A complexidade que torna o veneno do escorpião tão perigoso ao homem é a mesma que possibilita que ele se torne útil para a cura de diversas doenças, segundo o biólogo Claudio Maurício Vieira, do Instituto Vital Brazil, órgão vinculado à Secretaria Estadual de Saúde do Rio de Janeiro, referência na área de soros antipeçonhentos.
Apoiadas nesse princípio, pesquisas estão sendo desenvolvidas no Brasil para o tratamento de células tumorais, hipertensão e doenças parasitárias.
“As células têm membranas que atuam como proteção, filtrando ações de substâncias externas. Mas as toxinas presentes no veneno do escorpião são capazes de interferir no funcionamento das células”, explica o biólogo.

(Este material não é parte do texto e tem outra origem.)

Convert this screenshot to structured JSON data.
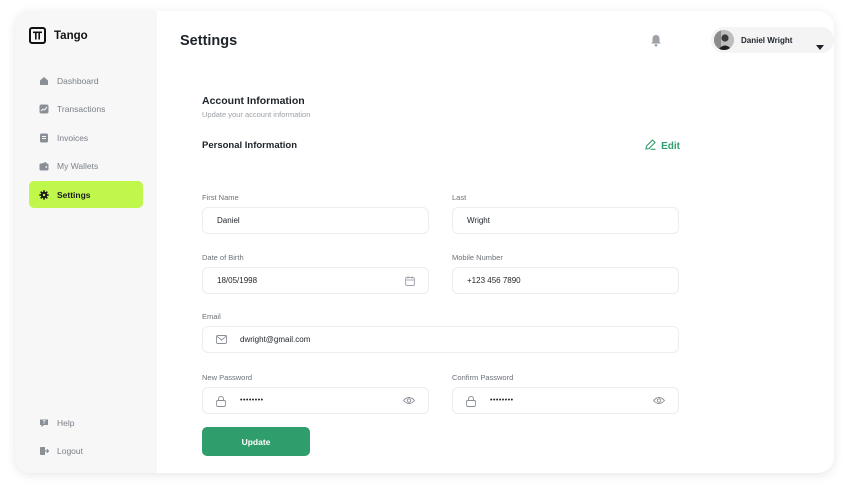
{
  "app": {
    "name": "Tango"
  },
  "sidebar": {
    "items": [
      {
        "label": "Dashboard",
        "icon": "home-icon"
      },
      {
        "label": "Transactions",
        "icon": "chart-icon"
      },
      {
        "label": "Invoices",
        "icon": "invoice-icon"
      },
      {
        "label": "My Wallets",
        "icon": "wallet-icon"
      },
      {
        "label": "Settings",
        "icon": "gear-icon",
        "active": true
      }
    ],
    "bottom": [
      {
        "label": "Help",
        "icon": "help-icon"
      },
      {
        "label": "Logout",
        "icon": "logout-icon"
      }
    ]
  },
  "header": {
    "title": "Settings",
    "user_name": "Daniel Wright"
  },
  "account": {
    "title": "Account Information",
    "subtitle": "Update your account information"
  },
  "personal": {
    "title": "Personal Information",
    "edit_label": "Edit"
  },
  "form": {
    "first_name": {
      "label": "First Name",
      "value": "Daniel"
    },
    "last_name": {
      "label": "Last",
      "value": "Wright"
    },
    "dob": {
      "label": "Date of Birth",
      "value": "18/05/1998"
    },
    "mobile": {
      "label": "Mobile Number",
      "value": "+123 456 7890"
    },
    "email": {
      "label": "Email",
      "value": "dwright@gmail.com"
    },
    "new_password": {
      "label": "New Password",
      "value": "••••••••"
    },
    "confirm_password": {
      "label": "Confirm Password",
      "value": "••••••••"
    }
  },
  "actions": {
    "update_label": "Update"
  },
  "colors": {
    "accent": "#2f9e6c",
    "active_nav": "#bff74a"
  }
}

“Como os escorpiões têm um processo evolutivo muito longo, de 450 milhões de anos, seu veneno apresenta uma variabilidade enorme de toxinas, que sofreram seleção e se tornaram cada vez mais sofisticadas. É isso que faz com que algumas espécies sejam tão perigosas ao homem e por isso seu veneno é uma fonte rica para a área de pesquisa”, completa.
Uma das principais pesquisas que utiliza o veneno para cura é de um grupo de cientistas de Minas Gerais liderado por Evanguedes Kalapothakis, professor-titular do Departamento de Biologia Geral da UFMG (Universidade Federal de Minas Gerais).
O estudo, publicado na revista científica Scientific Reports, descreve pela primeira vez uma toxina presente no veneno do escorpião-amarelo (Tityus serrulatus), considerado o mais venenoso da América Latina, capaz de penetrar no núcleo celular e conduzir medicamentos para o combate de células cancerígenas.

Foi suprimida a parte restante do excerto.